Tuskegee Airman radio technician from Texas dies at 101
By JOSEPH BROWN | The Huntsville Item | Published: May 27, 2020
(Tribune News Service) — Tributes have been paid to Sgt. Mazie Warren, one of the last remaining Tuskegee Airmen, whose heroic acts helped change the course of World War II.
The veteran, who spent four years with the U.S. Army Air Corps as a corporal radio technician at the Tuskegee Army Flying School, died on Memorial Day. He was 101.
On Jan. 16, 1941, it was announced that an all-black fighter pilot unit would be trained at the Tuskegee Institute in Alabama, a historically black college founded by Booker T. Washington.
The war department officially established the 99th Pursuit Squadron on March 19, 1941, and it was activated three days later. Before the first cadets even arrived, the program got a publicity boost when First Lady Eleanor Roosevelt was taken up in a plane by C. Alfred “Chief” Anderson, a black aviator pioneer who served as the Tuskegee Institute chief flight instructor.

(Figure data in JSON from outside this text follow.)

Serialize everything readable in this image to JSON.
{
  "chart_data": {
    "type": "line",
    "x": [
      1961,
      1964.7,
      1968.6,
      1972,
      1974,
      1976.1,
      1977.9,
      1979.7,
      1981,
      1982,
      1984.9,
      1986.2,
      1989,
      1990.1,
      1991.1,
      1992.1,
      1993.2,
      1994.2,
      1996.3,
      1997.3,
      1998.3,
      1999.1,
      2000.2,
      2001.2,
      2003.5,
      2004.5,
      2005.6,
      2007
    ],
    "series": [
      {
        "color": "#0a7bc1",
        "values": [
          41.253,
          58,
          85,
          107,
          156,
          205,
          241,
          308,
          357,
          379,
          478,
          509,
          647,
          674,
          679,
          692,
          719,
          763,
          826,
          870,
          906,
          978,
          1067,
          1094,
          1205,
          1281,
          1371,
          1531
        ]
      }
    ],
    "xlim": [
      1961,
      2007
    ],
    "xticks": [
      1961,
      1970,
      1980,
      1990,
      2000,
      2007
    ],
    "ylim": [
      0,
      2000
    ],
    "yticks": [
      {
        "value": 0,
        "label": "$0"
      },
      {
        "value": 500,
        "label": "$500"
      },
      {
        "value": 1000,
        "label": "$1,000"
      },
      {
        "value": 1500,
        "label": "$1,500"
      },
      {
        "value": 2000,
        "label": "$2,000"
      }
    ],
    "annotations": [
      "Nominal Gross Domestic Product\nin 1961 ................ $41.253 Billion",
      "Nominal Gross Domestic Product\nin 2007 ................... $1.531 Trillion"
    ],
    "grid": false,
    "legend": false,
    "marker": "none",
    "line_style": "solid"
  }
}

Overall, 992 pilots completed the Tuskegee training program, nearly half of whom were then shipped overseas, where they gained fame for their success at escorting bombers on long-range raids deep into Nazi-controlled territory and never losing a bomber. They flew over 1,600 missions and destroyed over 260 enemy aircraft.
Warren contributed to the success of the Tuskegee Airmen through the security that he and his team helped to provide for their operations. According to his friends and family, he was so proud to have witnessed the visit of Mrs. Roosevelt to Tuskegee and the plane ride that she took with Chief Anderson.
Last year, the state of Texas recognized Warren with Senate Resolution 448, which read in part: "The Senate of the State of Texas is pleased to recognize Mazie Warren of Huntsville for his exceptional service during World War II as a member of the Tuskegee Airmen."
Richard Watkins contributed to this report.